While all these preparedness measures and plans ensure that every relevant institution prepares for public health emergencies, recent crises revealed shortcomings in inter-agency co-ordination, as well as between the different levels of governments. Even if improvements have been made notably after the GEJE or the H1N1 pandemic, there is still a need to better prepare joined-up emergency response across sectors. Overall, the disaster risk management system appears to have established more robust coordination mechanisms over the years. This is understandable given the regular occurrence of large-scale disasters in Japan. Coordination of the public health sector with other government agencies for diseases outbreaks is in its early stage and would benefit from learning from the better established disaster risk management process. During the Ebola outbreak, several inter-agency coordination mechanisms were established, which helped support the response of the Japanese Government.

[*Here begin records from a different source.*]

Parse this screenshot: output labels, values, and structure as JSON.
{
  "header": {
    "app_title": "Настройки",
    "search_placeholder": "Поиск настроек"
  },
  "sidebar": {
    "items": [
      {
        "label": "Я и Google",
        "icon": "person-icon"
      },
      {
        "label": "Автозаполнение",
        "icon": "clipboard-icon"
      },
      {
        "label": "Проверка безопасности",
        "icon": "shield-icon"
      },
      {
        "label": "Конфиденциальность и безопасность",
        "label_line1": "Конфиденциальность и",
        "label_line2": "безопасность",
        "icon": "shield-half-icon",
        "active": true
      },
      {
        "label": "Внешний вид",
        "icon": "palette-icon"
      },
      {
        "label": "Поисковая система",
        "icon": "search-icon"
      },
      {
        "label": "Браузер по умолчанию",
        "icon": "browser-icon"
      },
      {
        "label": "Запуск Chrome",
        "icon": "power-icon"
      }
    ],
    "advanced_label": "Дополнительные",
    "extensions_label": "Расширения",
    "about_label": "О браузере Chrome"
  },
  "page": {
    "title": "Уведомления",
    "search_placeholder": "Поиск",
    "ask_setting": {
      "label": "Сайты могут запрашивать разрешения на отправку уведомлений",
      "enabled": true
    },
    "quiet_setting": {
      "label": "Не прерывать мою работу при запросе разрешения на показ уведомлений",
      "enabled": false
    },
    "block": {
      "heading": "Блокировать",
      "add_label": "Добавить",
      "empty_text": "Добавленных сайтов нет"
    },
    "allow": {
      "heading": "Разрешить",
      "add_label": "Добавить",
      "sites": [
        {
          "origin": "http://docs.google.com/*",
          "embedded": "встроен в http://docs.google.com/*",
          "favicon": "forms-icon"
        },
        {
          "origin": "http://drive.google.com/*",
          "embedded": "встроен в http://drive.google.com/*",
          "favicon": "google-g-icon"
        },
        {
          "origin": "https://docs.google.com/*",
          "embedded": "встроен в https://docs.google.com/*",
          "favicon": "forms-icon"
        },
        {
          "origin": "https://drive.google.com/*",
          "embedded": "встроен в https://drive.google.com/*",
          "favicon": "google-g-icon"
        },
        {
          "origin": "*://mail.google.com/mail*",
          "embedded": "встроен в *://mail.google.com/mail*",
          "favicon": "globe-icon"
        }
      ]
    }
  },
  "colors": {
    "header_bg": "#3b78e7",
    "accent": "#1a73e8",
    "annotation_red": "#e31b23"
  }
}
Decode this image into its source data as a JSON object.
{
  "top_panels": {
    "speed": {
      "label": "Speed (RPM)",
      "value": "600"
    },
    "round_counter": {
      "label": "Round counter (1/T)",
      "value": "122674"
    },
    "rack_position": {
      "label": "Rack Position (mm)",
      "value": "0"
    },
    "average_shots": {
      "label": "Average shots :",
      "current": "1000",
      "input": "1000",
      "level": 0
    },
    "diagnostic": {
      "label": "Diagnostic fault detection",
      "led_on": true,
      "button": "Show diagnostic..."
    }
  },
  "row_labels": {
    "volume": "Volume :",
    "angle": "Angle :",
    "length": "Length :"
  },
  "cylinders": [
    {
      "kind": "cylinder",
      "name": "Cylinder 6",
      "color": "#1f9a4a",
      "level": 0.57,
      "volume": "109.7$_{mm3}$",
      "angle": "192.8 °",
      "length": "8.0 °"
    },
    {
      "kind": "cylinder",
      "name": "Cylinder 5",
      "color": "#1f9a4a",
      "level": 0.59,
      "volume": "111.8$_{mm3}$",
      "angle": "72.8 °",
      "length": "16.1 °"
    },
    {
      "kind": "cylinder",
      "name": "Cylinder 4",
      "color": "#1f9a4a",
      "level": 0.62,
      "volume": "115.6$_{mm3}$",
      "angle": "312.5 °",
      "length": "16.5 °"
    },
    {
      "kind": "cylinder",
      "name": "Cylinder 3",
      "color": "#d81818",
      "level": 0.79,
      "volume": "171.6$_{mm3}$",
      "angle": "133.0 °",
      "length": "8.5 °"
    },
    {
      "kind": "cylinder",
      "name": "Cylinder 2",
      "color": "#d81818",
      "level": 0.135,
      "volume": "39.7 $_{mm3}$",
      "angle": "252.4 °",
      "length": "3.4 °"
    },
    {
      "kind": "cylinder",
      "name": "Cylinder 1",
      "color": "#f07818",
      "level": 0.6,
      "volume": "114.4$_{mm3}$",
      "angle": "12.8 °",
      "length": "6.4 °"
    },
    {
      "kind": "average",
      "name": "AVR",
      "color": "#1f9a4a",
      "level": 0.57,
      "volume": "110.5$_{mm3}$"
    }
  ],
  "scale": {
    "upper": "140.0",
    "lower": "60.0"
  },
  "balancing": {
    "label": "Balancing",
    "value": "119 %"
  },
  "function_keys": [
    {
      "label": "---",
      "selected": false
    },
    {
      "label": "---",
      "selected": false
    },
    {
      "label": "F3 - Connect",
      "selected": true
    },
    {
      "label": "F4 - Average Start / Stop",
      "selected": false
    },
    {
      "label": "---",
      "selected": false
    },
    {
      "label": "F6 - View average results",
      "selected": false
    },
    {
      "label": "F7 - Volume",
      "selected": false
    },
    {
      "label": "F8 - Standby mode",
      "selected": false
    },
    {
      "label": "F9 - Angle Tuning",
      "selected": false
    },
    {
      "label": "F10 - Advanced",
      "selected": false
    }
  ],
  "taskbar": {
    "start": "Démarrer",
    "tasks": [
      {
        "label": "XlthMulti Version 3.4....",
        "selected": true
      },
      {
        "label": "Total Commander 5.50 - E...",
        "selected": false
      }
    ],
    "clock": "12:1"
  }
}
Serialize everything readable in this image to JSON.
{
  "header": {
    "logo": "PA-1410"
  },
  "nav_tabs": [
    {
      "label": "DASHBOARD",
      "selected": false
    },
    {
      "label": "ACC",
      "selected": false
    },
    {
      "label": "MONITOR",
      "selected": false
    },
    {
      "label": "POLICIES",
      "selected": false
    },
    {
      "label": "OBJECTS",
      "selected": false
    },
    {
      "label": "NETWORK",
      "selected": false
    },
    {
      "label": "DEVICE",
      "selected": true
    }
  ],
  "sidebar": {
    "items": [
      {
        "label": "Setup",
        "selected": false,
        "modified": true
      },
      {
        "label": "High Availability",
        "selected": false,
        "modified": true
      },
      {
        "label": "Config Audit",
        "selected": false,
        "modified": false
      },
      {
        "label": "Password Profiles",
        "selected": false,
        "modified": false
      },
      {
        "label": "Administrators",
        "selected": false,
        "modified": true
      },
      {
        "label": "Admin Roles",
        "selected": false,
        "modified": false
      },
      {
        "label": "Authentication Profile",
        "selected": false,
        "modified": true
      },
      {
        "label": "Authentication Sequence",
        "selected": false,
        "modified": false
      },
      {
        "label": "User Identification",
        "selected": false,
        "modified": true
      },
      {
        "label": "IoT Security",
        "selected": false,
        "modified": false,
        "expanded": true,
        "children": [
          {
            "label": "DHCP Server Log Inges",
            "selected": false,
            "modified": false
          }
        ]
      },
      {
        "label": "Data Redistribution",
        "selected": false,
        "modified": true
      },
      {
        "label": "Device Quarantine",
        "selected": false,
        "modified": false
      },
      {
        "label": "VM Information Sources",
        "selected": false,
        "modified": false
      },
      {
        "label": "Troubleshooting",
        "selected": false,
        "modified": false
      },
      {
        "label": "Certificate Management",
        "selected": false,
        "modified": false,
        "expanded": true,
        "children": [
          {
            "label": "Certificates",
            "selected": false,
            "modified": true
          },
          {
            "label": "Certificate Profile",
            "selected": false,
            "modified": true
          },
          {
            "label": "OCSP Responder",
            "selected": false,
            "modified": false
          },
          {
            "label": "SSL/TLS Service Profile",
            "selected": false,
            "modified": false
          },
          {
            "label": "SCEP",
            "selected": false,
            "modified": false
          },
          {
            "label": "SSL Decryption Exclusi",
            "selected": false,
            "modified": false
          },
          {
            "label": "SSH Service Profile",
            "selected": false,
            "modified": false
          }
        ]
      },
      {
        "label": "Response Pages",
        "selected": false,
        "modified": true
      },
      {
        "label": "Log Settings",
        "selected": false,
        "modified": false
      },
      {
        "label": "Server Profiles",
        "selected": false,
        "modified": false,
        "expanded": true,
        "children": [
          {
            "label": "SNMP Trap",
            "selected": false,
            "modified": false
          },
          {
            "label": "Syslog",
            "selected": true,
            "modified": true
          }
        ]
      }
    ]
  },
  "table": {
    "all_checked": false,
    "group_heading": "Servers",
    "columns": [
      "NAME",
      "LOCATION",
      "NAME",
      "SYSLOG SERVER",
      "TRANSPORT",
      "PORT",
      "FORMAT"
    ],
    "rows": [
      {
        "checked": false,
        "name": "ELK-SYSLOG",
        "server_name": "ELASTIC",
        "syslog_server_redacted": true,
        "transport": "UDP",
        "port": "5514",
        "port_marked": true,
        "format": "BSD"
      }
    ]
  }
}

Improving crisis communication requires better training of public officials and an increased use of social media. Effective communication is fundamental to convey critical messages for the safety and security of the population as well as to reduce citizen’s uncertainty during crises. Good or poor communication can significantly change the course of a crisis, both on its public health consequences – if citizens are not well-informed of the countermeasures taken – and on trust on government and public institution - if the perception that the crisis is not well managed prevails.

Full-scale multi-stakeholders emergency exercises could be undertaken more regularly. In Japan, simple exercises are performed regularly to test emergency plans and procedures as well as the different inter-agency co-ordination committees, but simulation exercises based on more complex scenario including multiple stakeholders are necessary to improve preparedness. There is a disaster exercise organised every year at Cabinet level, as well as one on new types of influenza, and the Prime Minister regularly takes part in both. MHLW also conducts four exercises per year, one to set up a task force within the ministry, one for the emergency personnel in charge of long distance evacuations and a drill for safety confirmation of the personnel. This is similar at the local level where Prefectures must exercise their disaster plan and infectious disease plan, every year. Sill, these exercises are too often conducted as table-top exercises and lack elements of surprise and complexity, which would force crisis managers and officials to go out of their comfort zone as real emergencies do require, and to detect areas of improvement. Furthermore, there are not sufficient simulation that involve the entire network of emergency responders, from the different sectoral ministries as well as the levels of government, the private sector and civil society.